A Collection of Reviews

In an effort to combat the boredom that is sitting at home filling out job applications and worrying about getting a job (after all one can't write all day, and really, when I think about it, the writing is another attempt at combating the boredom) I have been catching up with the current episodes of House M.D. and Heroes. I only had to catch up on a few episodes of House since I watched a lot of House over Easter Break, but those episodes were as good as ever, I enjoy watching Hugh Laurie who I first saw as Bertie Wooster in the Jeeves and Wooster TV series play the sarcastic, brilliant chronically rude Dr. House. I don't like the new crew of doctors as much as I liked the original spread, but the writing is still pretty good and Hugh Laurie is the one who carries the show

I had heard that the second season of Heroes wasn't as good as the first, but I thought it was still pretty high quality. The same complex interweaving plot that involved seemingly disconnected characters worked just as well in the second season as the first, though I am a little disappointed that the season was foreshortened by the writers strike. Peter Patrelli has grown a little too powerful, but they did a pretty good job of keeping him in check by having him work with the bad guy. I was a little disappointed that they brought Sylar back, even if he is one of the most impressively creepy villains that I have ever seen. I never really liked the way villains are so often resurrected in fiction in general, I like to believe that a particular threat can be dealt with permanently.
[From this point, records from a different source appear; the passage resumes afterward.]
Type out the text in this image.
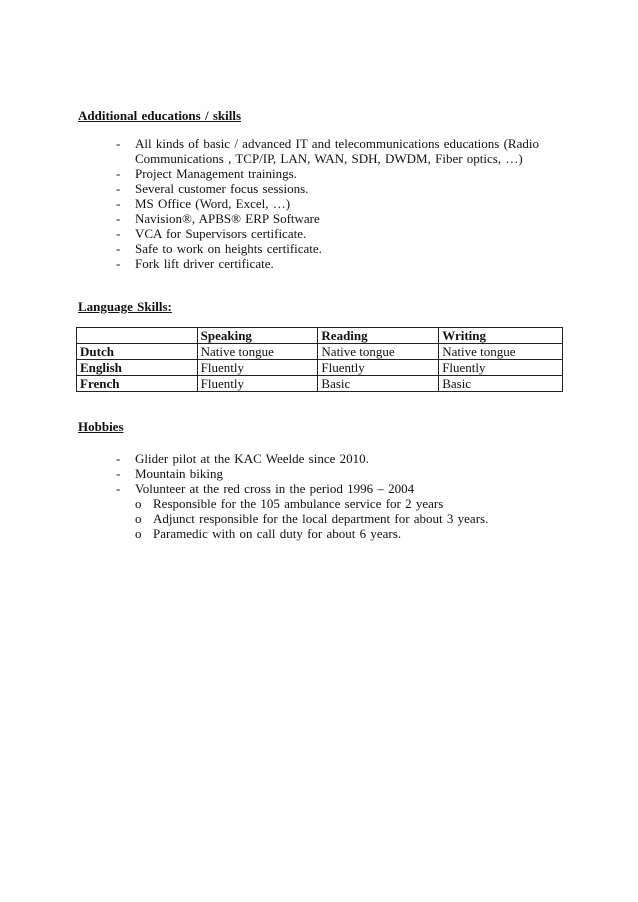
Additional educations / skills
- All kinds of basic / advanced IT and telecommunications educations (Radio Communications , TCP/IP, LAN, WAN, SDH, DWDM, Fiber optics, …)
- Project Management trainings.
- Several customer focus sessions.
- MS Office (Word, Excel, …)
- Navision®, APBS® ERP Software
- VCA for Supervisors certificate.
- Safe to work on heights certificate.
- Fork lift driver certificate.
Language Skills:
	Speaking	Reading	Writing
Dutch	Native tongue	Native tongue	Native tongue
English	Fluently	Fluently	Fluently
French	Fluently	Basic	Basic
Hobbies
- Glider pilot at the KAC Weelde since 2010.
- Mountain biking
- Volunteer at the red cross in the period 1996 – 2004
o Responsible for the 105 ambulance service for 2 years
o Adjunct responsible for the local department for about 3 years.
o Paramedic with on call duty for about 6 years.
I have also been reading a lot of Webcomics as I mentioned earlier. Ctrl-Alt-Delete is an highly amusing computer-gaming comic. And Applegeeks is a quite entertaining apple-influenced counterpoint to Ctrl-Alt-Delete. Megatokyo is a well developed continuing storyline that imitates the manga style and uses a highly imaginative version of Tokyo (with ninjas-for-hire, rent-a-zillas, scheduled disasters—such as Zombie invasions—and a mech-equipped disaster police force) that draws on many ideas from many different varieties of Manga (from magical-girl stories, mecha and such) and conveys a serious and interesting message through all the silliness.More recently I have been reading Ozy and Millie , which is a highly intelligent web-comic done in a traditional old-style newspaper daily comic format. The characters are all anthropomorphic creatures (the MCs are Foxes but there are raccoons, rabbits, sheep and even a handful of dragons) and the artist uses them to convey a level of intelligent humor that has been sadly missing from almost all conventional newspaper comics that survive.

Last week I read Orson Scott Card's Empire. A look into the possibility of a civil war between the right-wing fanatics and the left-wing fanatics in America. The story was good, as is to be expected of Card, the characters were well-developed and the plot was fairly plausible and well-thought out. The only real problem I had with it was that it was too blatantly political (close to non-partisan, but not quite) and too close (and while still plausible still completely impossible) for me to be completely comfortable with it.